Bir diğer önemli okuma konusu ise Ekrem
İmamoğlu’nun ezberleri bozan hayat tarzı idi. Siyaset meydanlarında müsrifçe
savrulan ve harcanan bir karşı profil değildi. Yıllarca ekmek buldukları, dört
elle sarıldıkları CHP profili değildi bu sefer ki karşılarında olan. Mütedeyyin
ve muhafazakar bir ailenin evladı vardi şimdi sahada. Kuran okuyor, namaza
gidiyor, oruç tutuyor ve Anadolu müslümanlığını yaşıyordu. Belki içki de
içiyordu birçok insanımızın yaptığı gibi günahıyla sevabıyla. Aile
fotoğraflarında başörtülü de vardı, başı açıkta. Saldırı ve ithamlar yapılırken
seçmenin İmamoğlu ile kendini özdeşleştirdiği sosyolojik gerçeği gözardı
edilmişti.

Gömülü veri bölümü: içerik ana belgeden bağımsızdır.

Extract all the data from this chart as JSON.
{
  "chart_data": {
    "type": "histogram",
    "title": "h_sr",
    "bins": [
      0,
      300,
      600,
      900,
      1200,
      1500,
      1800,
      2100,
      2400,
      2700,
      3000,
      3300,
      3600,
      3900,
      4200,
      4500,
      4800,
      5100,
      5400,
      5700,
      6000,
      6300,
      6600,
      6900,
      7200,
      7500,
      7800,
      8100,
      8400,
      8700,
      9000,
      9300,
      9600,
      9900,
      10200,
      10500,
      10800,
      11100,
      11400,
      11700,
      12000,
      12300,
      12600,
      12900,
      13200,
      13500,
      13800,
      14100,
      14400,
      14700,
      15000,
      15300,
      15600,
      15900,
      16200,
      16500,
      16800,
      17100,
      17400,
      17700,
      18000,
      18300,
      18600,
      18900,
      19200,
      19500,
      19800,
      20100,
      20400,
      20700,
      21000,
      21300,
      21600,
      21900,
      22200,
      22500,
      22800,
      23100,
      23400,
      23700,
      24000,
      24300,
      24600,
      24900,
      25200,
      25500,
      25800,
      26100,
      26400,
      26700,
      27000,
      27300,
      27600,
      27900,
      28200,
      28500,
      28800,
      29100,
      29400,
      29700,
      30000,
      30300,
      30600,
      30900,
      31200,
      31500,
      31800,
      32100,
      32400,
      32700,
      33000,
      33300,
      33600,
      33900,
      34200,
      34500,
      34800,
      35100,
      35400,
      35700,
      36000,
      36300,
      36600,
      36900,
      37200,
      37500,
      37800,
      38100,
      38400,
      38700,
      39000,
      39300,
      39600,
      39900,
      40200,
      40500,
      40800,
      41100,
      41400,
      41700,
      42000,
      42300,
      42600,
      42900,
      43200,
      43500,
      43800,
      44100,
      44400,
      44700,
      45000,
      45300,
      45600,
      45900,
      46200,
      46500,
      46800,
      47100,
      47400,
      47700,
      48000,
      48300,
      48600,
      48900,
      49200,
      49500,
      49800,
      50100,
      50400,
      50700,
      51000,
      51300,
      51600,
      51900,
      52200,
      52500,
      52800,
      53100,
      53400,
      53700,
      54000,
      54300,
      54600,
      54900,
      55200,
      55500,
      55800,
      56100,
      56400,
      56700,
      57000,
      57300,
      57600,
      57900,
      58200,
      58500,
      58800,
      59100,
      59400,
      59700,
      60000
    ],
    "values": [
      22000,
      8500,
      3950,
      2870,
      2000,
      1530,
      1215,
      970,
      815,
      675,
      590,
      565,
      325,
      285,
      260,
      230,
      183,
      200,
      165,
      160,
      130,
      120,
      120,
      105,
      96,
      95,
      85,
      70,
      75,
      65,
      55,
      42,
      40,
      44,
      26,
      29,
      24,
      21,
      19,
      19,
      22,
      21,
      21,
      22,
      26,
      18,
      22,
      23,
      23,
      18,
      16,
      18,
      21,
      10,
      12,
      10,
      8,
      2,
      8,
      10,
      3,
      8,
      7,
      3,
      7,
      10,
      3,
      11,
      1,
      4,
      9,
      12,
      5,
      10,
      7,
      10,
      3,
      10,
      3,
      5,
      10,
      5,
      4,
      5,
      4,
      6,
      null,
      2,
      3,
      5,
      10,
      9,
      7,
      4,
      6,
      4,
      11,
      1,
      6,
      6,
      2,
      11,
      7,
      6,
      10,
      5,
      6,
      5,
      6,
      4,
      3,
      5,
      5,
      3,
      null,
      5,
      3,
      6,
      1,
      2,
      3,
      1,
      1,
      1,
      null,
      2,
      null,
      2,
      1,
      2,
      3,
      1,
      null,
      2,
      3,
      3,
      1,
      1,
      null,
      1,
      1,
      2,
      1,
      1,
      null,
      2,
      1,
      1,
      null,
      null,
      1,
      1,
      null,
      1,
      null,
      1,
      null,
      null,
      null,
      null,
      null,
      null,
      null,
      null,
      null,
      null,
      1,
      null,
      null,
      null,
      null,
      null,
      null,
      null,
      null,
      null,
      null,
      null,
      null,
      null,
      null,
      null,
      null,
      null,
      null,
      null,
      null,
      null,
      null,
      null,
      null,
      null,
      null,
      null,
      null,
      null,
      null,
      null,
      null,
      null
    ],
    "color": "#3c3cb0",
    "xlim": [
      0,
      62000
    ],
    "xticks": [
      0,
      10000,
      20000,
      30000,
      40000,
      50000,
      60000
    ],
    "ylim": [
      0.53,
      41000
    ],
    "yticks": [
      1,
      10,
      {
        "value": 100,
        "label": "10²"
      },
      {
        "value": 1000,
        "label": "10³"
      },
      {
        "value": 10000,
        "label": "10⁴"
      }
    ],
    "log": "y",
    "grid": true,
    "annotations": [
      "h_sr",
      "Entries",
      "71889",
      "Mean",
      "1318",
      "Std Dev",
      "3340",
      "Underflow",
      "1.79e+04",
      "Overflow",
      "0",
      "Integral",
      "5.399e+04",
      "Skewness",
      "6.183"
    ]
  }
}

Bu gözardı etme hatası aradaki sayısal farkın 806 binlere çıkmasının
en önemli nedenlerinden biridir bence. İmamoğlu’na 31 Mart’ta oy veren ve 23 Haziran’da
önceki verdiği oydan dönerek kendisine oy veren milyonlar ekrana baktıklarında
Onun yüzünde kendilerini gördüler.
Bir de unutmadan yazmakta fayda var.
Milyonlarca lira ödenerek yaptırılan profesyonel reklam ve kampanyaların aksine
sokaktan bir gencin haykırdığı “Herşey Çok Güzel Olacak Ekrem Abi” nidası
ajansların şaşaalı afişlerinden ve sloganlarından çok daha organik geldi millete.
Çok önemli bir ayrıntı bence.
Acizane kanaatlerim bunlar. Ekrem İmamoğlu ve
artılarını okudum kendimce.
Sonraki yazımda eksilerini de okuyacağım.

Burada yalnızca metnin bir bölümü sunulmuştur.